This past Wednesday, the day before Yom HaShoah (Holocaust Remembrance Day), I stood in Tarnow, Poland, in the very town square where my wife Tamar’s great-grandparents were killed. On a surreal trip back in time, we also managed to track down and see the home in Oswiecim where Tamar’s grandfather was born and raised, and her father frequently visited as a boy.
Ghosts of the past are everywhere in a country that was once home to more than 3 million Jews and now has an estimated Jewish population of 7,000. But we had come back to show that despite these tragic losses the Jewish people are still very much alive today.
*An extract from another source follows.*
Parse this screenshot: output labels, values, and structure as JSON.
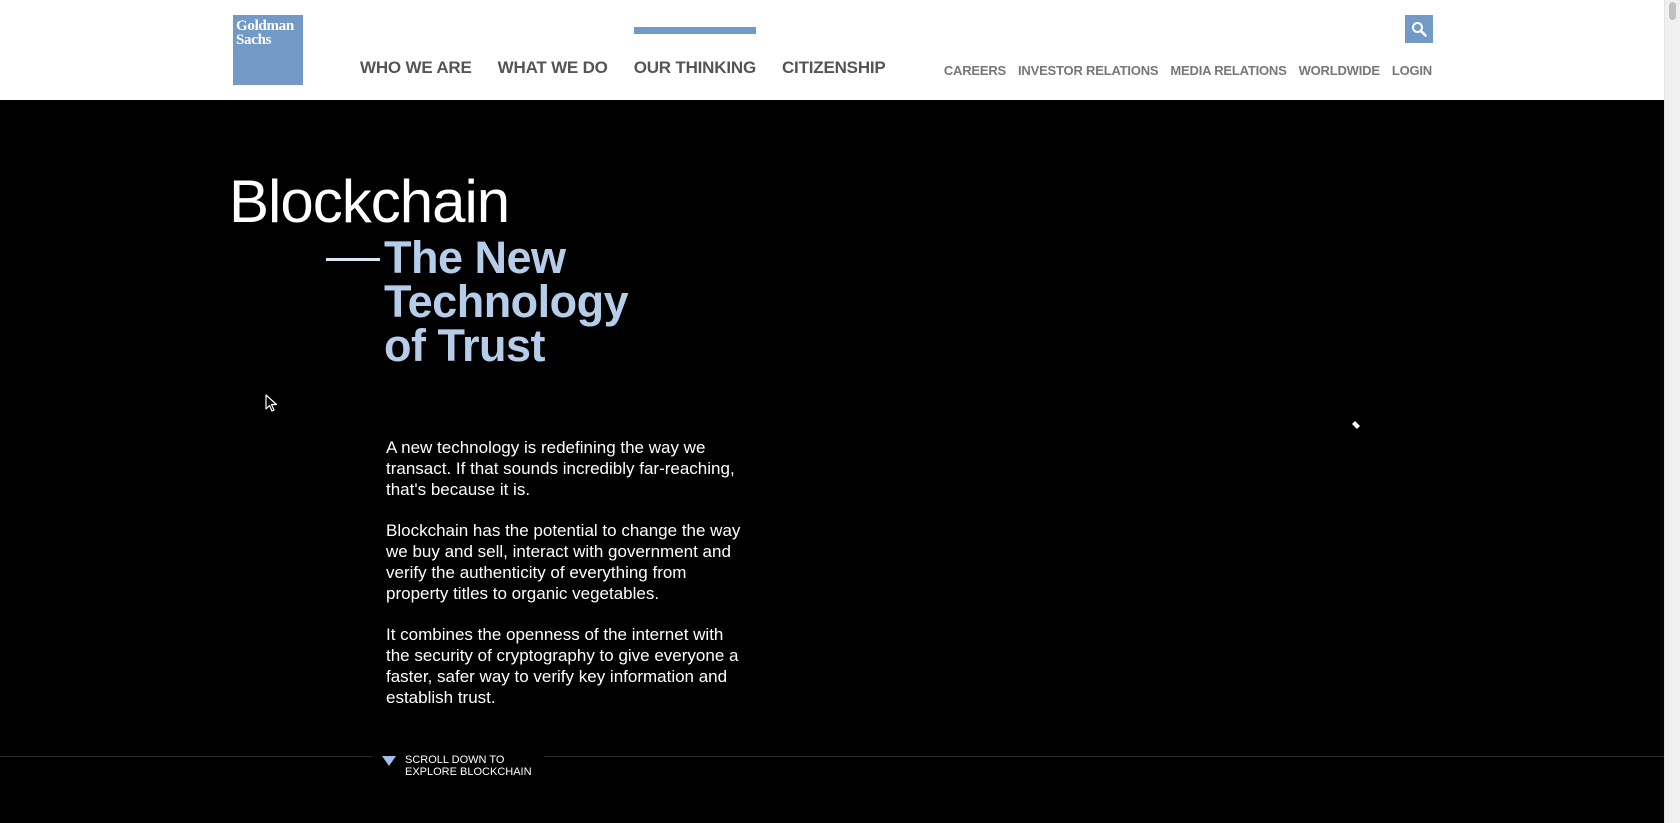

Yesterday, on Yom HaShoah, I was joined by our President Alisa Doctoroff to represent UJA-Federation of New York at the March of the Living — an inversion of the notorious death marches. Thousands of us, Jews from all over the world, made the trek from Auschwitz to Birkenau. As far as the eye could see, there were young people joined by survivors, draped in and defiantly waving Israeli flags, walking along the same railroad tracks that brought millions to their deaths. In the celebrated words of Polish-born Rabbi Abraham Joshua Heschel, we were “praying with our feet.”
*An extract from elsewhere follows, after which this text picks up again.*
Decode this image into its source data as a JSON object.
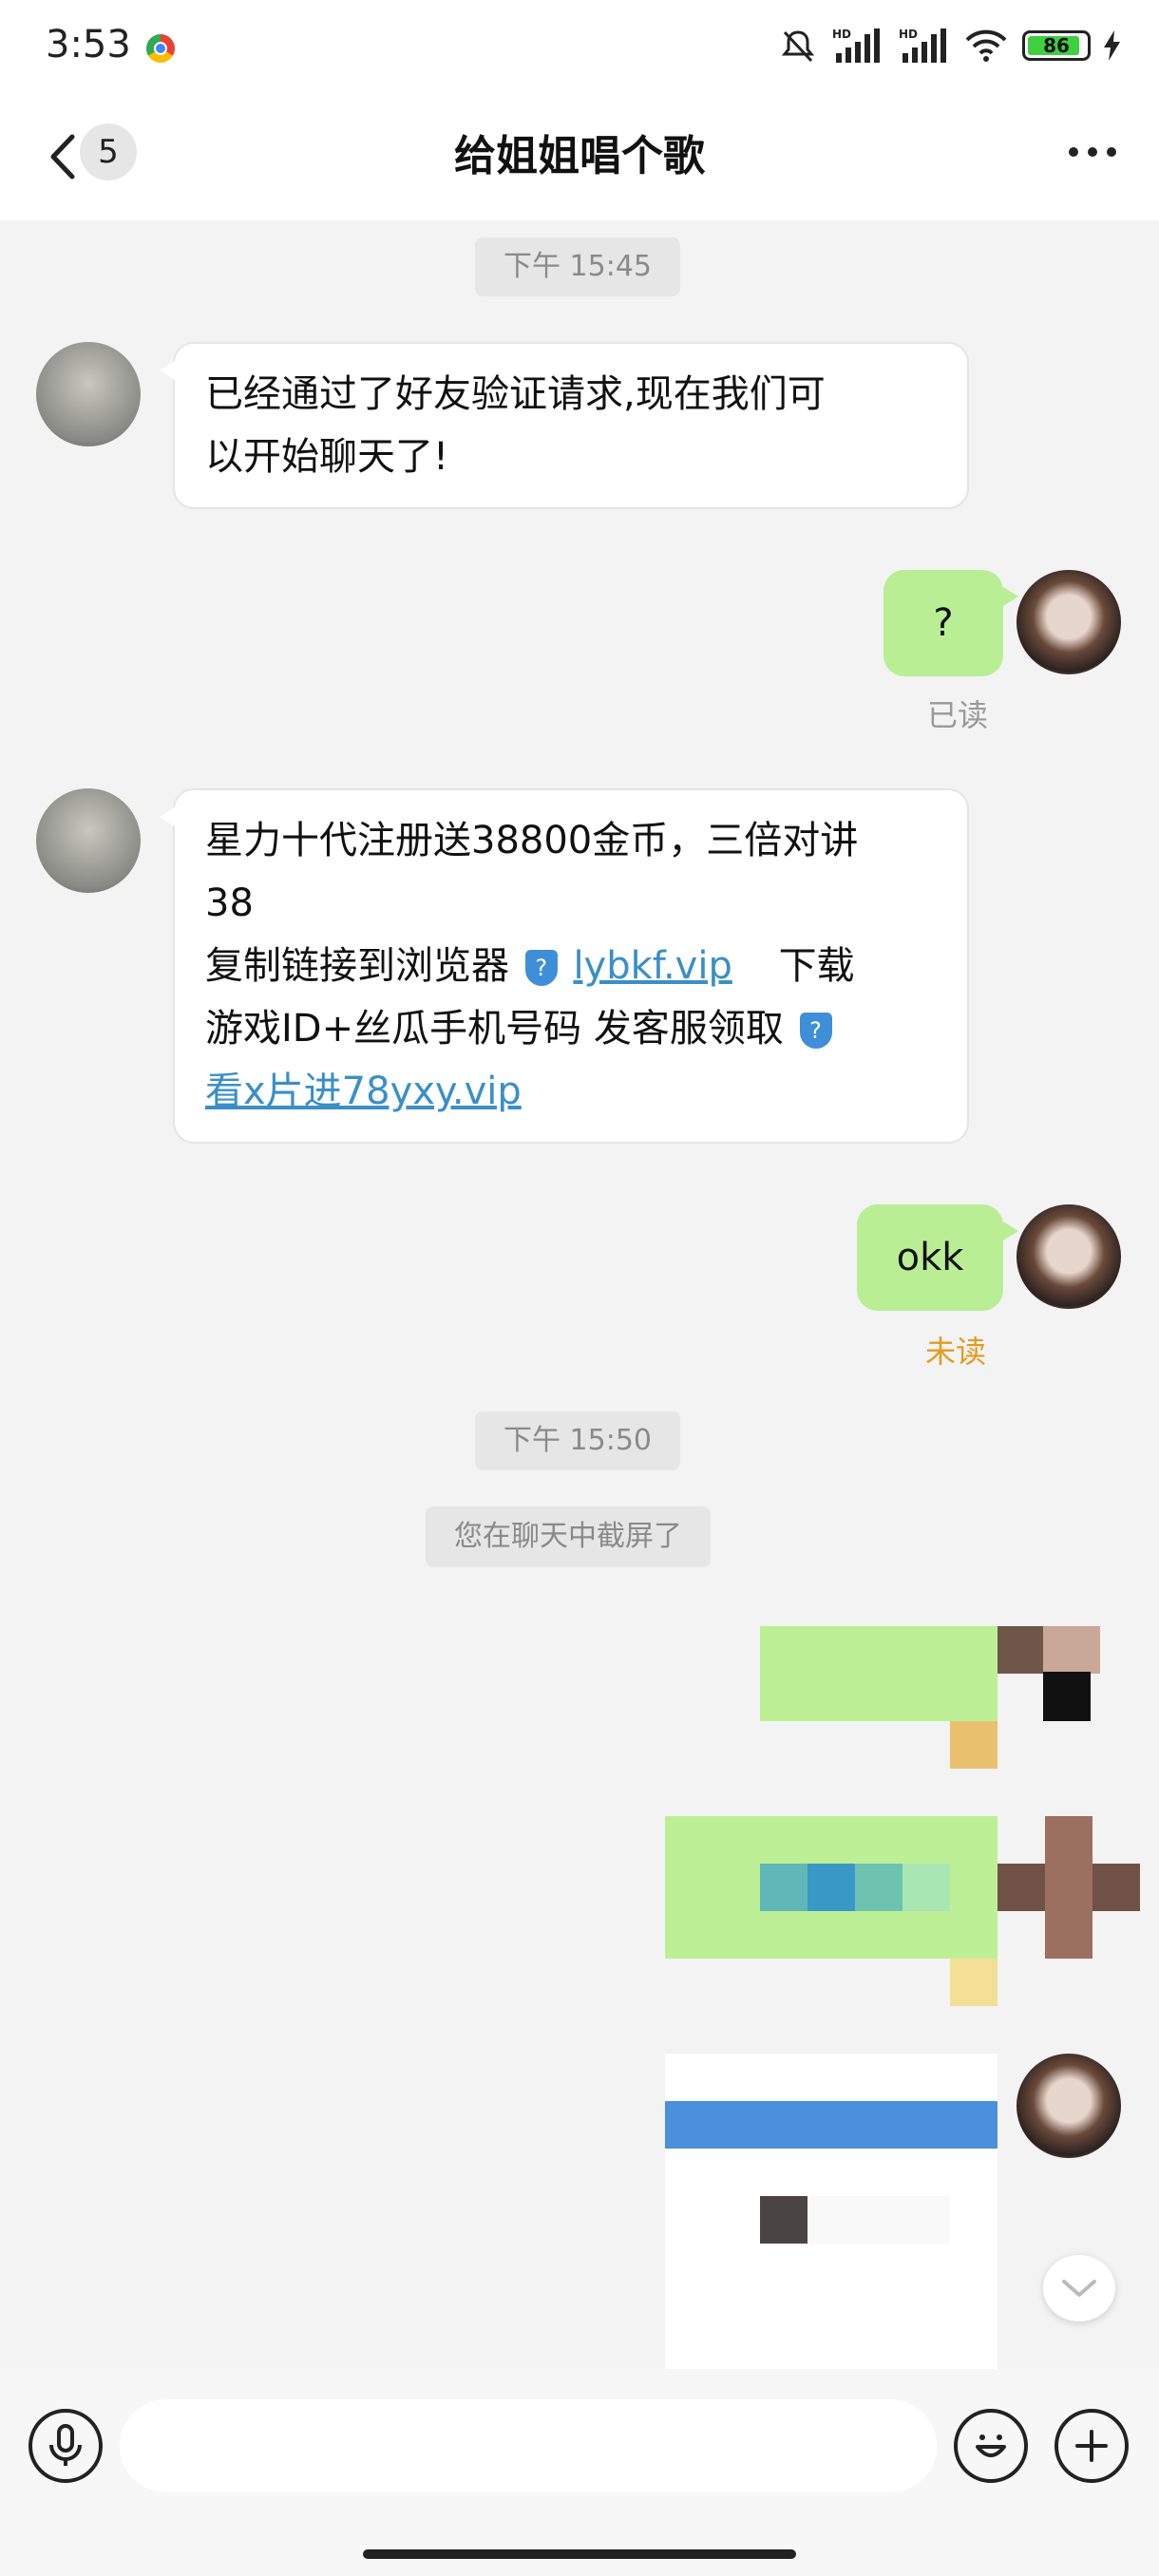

Our march, haunting and inspiring, culminated in the singing of Hatikvah on the site of the Birkenau concentration camp.
I will never forget yesterday’s sights and sounds, including the raw personal testimony of Edward Mosberg, a 90-year-old Holocaust survivor who, burning with rage, recounted the murder of his mother and nine-year-old brother-in-law in the gas chambers of Auschwitz, and the death of 16 other family members at the Belzec extermination camp.
But too few among us will actually visit the concentration camps and crematoria, or hear from those who experienced the horrors of the Holocaust. And so our challenge today, particularly as the survivor community rapidly ages, is to care for those who still live and find meaningful ways to transmit memories of the Shoah to younger generations.
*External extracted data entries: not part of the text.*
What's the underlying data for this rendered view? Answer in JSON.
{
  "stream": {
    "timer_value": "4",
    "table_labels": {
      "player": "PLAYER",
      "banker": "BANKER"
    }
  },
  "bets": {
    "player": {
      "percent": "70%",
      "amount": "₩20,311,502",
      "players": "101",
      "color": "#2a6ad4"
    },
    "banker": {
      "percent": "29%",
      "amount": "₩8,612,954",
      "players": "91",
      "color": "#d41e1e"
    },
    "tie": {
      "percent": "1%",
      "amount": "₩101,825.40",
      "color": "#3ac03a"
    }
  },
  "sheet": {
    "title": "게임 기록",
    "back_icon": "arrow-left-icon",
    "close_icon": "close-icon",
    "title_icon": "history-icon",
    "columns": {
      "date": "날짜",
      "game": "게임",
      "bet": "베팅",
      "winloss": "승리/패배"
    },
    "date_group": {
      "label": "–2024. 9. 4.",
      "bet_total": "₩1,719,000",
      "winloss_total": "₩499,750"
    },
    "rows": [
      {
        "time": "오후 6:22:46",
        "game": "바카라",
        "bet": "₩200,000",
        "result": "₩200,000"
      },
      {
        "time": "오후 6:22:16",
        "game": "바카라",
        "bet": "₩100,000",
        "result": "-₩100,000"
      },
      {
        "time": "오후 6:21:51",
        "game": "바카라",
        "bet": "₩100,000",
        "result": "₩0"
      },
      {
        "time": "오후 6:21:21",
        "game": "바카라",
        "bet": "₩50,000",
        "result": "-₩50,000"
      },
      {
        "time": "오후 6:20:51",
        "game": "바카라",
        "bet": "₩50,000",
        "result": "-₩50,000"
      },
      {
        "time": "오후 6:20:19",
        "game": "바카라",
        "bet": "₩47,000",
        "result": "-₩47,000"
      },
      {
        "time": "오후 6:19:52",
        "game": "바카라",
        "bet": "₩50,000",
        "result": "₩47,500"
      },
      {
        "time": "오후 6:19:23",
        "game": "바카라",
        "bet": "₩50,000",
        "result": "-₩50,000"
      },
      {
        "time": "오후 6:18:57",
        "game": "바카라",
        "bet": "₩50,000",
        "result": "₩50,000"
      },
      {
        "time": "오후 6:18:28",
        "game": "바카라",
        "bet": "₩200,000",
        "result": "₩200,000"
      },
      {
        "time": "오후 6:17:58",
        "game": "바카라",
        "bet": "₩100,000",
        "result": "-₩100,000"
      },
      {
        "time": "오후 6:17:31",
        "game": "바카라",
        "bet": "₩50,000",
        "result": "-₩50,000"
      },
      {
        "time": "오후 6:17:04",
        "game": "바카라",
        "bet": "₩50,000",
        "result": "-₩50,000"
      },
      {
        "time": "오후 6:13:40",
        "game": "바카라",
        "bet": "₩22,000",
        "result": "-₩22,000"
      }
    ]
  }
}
UJA is proud to partner with Selfhelp Community Services, a beneficiary agency founded by and for survivors, on both fronts. Together, we care for some of the tens of thousands of survivors in New York, half living below the poverty line. And together, we support programs like Witness Theater, where teens have profound interactions with survivors and stage their heartrending stories. The program, first developed and implemented in Israel by the American Jewish Joint Distribution Committee, another beneficiary agency, leaves an indelible mark on survivors and young people alike. I wrote about the power of this initiative in an op-ed in the Daily News because the need for this kind of programming grows more pressing with every passing year.
Going forward, as fewer and fewer hear the stories of loss and pain from those who experienced it firsthand, it is imperative we think of ways to transmit the memory and lessons of the Holocaust in ways that will resonate for the next generations.
It’s our sacred duty to carry these stories forward — and bear witness for those who can’t.